The real impact of aquaponics, however, comes from how it strengthens local capacity and enables communities to participate directly in food production.

Across South Africa, our systems are transforming schools into local food hubs and living classrooms. Teachers and learners manage many of the day-to-day activities within the systems, gaining hands-on agricultural and business skills in the process. Food-handlers are also trained to support school nutrition programmes, helping improve access to fresh and nutritious food for children who may rely heavily on those meals each day.
Parents and educators are also trained to manage systems independently, helping to build local ownership and long-term capacity rather than reliance on one-off interventions. In many communities, parents and community members have been supported to become small-scale producers, creating pathways for income generation, entrepreneurship and broader local economic participation. These systems also create opportunities for women-led cooperatives and household-level food production, particularly in communities where economic opportunities remain limited.

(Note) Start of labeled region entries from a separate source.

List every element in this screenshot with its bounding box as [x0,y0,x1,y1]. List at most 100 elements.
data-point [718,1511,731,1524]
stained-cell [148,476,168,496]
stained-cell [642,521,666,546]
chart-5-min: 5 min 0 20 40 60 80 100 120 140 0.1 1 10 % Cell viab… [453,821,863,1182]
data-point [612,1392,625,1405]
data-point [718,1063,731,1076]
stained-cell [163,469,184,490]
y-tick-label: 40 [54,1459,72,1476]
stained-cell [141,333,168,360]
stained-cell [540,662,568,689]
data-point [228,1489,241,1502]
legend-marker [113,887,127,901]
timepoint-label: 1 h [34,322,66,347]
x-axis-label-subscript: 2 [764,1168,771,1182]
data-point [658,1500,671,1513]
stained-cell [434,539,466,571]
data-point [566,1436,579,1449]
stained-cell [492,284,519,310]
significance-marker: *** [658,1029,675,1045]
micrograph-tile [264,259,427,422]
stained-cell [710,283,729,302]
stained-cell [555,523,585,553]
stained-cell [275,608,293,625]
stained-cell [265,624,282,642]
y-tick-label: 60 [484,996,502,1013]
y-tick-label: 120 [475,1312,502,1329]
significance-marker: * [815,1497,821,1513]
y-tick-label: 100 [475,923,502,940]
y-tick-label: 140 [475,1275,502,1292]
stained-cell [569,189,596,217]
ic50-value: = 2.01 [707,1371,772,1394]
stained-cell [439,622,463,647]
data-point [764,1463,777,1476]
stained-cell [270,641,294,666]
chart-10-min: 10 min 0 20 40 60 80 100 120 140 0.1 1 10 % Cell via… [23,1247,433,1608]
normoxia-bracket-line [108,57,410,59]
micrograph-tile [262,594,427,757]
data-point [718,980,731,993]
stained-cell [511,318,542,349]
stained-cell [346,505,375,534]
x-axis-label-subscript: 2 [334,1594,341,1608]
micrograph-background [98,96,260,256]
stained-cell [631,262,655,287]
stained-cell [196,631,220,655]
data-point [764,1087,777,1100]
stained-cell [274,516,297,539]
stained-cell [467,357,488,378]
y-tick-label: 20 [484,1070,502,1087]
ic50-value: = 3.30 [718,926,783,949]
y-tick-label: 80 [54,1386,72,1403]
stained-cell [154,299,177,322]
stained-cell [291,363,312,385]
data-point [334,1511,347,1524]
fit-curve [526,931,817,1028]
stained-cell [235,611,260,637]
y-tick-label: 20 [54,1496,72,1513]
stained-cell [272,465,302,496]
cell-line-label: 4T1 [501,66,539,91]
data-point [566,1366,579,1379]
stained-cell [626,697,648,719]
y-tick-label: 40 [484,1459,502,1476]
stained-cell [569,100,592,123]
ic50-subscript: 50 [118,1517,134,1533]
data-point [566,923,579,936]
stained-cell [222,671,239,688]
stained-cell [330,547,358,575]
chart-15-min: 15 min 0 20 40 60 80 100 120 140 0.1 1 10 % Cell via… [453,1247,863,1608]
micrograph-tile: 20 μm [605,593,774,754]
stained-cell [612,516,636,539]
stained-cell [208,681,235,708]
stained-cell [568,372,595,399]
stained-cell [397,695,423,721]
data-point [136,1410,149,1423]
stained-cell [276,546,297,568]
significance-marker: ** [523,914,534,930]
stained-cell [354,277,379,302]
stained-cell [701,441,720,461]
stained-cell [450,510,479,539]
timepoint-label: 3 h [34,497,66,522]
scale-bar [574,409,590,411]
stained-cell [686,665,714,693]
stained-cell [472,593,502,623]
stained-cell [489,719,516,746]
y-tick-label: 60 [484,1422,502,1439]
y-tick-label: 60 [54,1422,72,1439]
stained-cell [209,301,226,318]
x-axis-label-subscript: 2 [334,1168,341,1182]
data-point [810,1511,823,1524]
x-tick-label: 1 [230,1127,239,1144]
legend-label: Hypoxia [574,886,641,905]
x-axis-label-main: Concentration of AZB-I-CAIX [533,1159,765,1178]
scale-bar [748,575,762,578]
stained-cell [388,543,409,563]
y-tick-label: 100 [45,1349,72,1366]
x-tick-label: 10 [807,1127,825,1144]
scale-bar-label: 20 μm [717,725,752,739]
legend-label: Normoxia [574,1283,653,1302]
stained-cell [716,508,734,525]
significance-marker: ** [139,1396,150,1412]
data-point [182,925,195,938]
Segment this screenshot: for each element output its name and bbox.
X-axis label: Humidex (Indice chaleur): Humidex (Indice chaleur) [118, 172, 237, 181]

Some of our cooperative projects have increased production by as much as 300%, with communities becoming reliable suppliers of fresh produce and fish to schools, local retailers and surrounding households. In areas where unemployment remains critically high, this matters enormously.
A key part of INMED South Africa’s approach is ensuring resilience and accessibility. Our systems are designed using readily available materials and a straightforward ebb-and-flow approach suited for low-resource environments. By avoiding expensive filtration and aeration systems, the model becomes more affordable to operate, easier for schools and communities to maintain independently, and more resilient in the face of South Africa’s challenging weather conditions.
These systems are also designed with climate resilience in mind. In a water-scarce country like South Africa, aquaponics offers an important advantage by using up to 90% less water than conventional farming because the water is continuously recirculated. The systems can also operate in small spaces, making them practical for urban and peri-urban communities where land availability is limited. By positioning systems within school grounds and community centres, fresh produce and fish become hyper-local, reducing transport and logistics barriers while strengthening community food access.

What makes this approach significant is that it is already being implemented successfully in schools and communities across the country.
More than 158,000 people have benefited from INMED South Africa’s adaptive agriculture and aquaponics initiatives to date. What we have seen repeatedly is that when communities are given access to the right tools, training and support, they can build sustainable local food systems that are both economically viable and environmentally responsible.
Recognition matters, such as being shortlisted as a 2026 finalist for the Zayed Sustainability Prize, the UAE’s flagship award for innovative organizations, schools, and SMEs delivering impactful solutions in sustainability, climate action, health, food, energy, and water, where as a finalist we were awarded $100,000. Beyond the recognition itself, it reflects growing global interest in community-led, climate-smart agriculture as an important part of future food security solutions. With submissions for the next round of the Prize now open, there is an opportunity for more African innovators and organisations to showcase locally driven solutions that are creating measurable impact.
Africa’s food challenges cannot be solved through emergency aid alone. We need long-term investment in systems that strengthen local production, reduce dependence on volatile global supply chains and create opportunities for young people and women to participate meaningfully in the green economy.
Recent global disruptions have highlighted how interconnected food systems have become and why strengthening local production capacity matters. For Africa, building resilient and community-led food systems is about creating long-term sustainability and economic opportunity. The solutions already exist. What is needed now is scale, partnership and political will.
If we are serious about combating hunger, unemployment and climate vulnerability, then we must support innovations that empower communities to feed themselves sustainably. Aquaponics is not the only answer, but it is proving to be one powerful part of the solution.
By strengthening local food production and community ownership, Africa can build food systems that are more resilient and inclusive for future generations.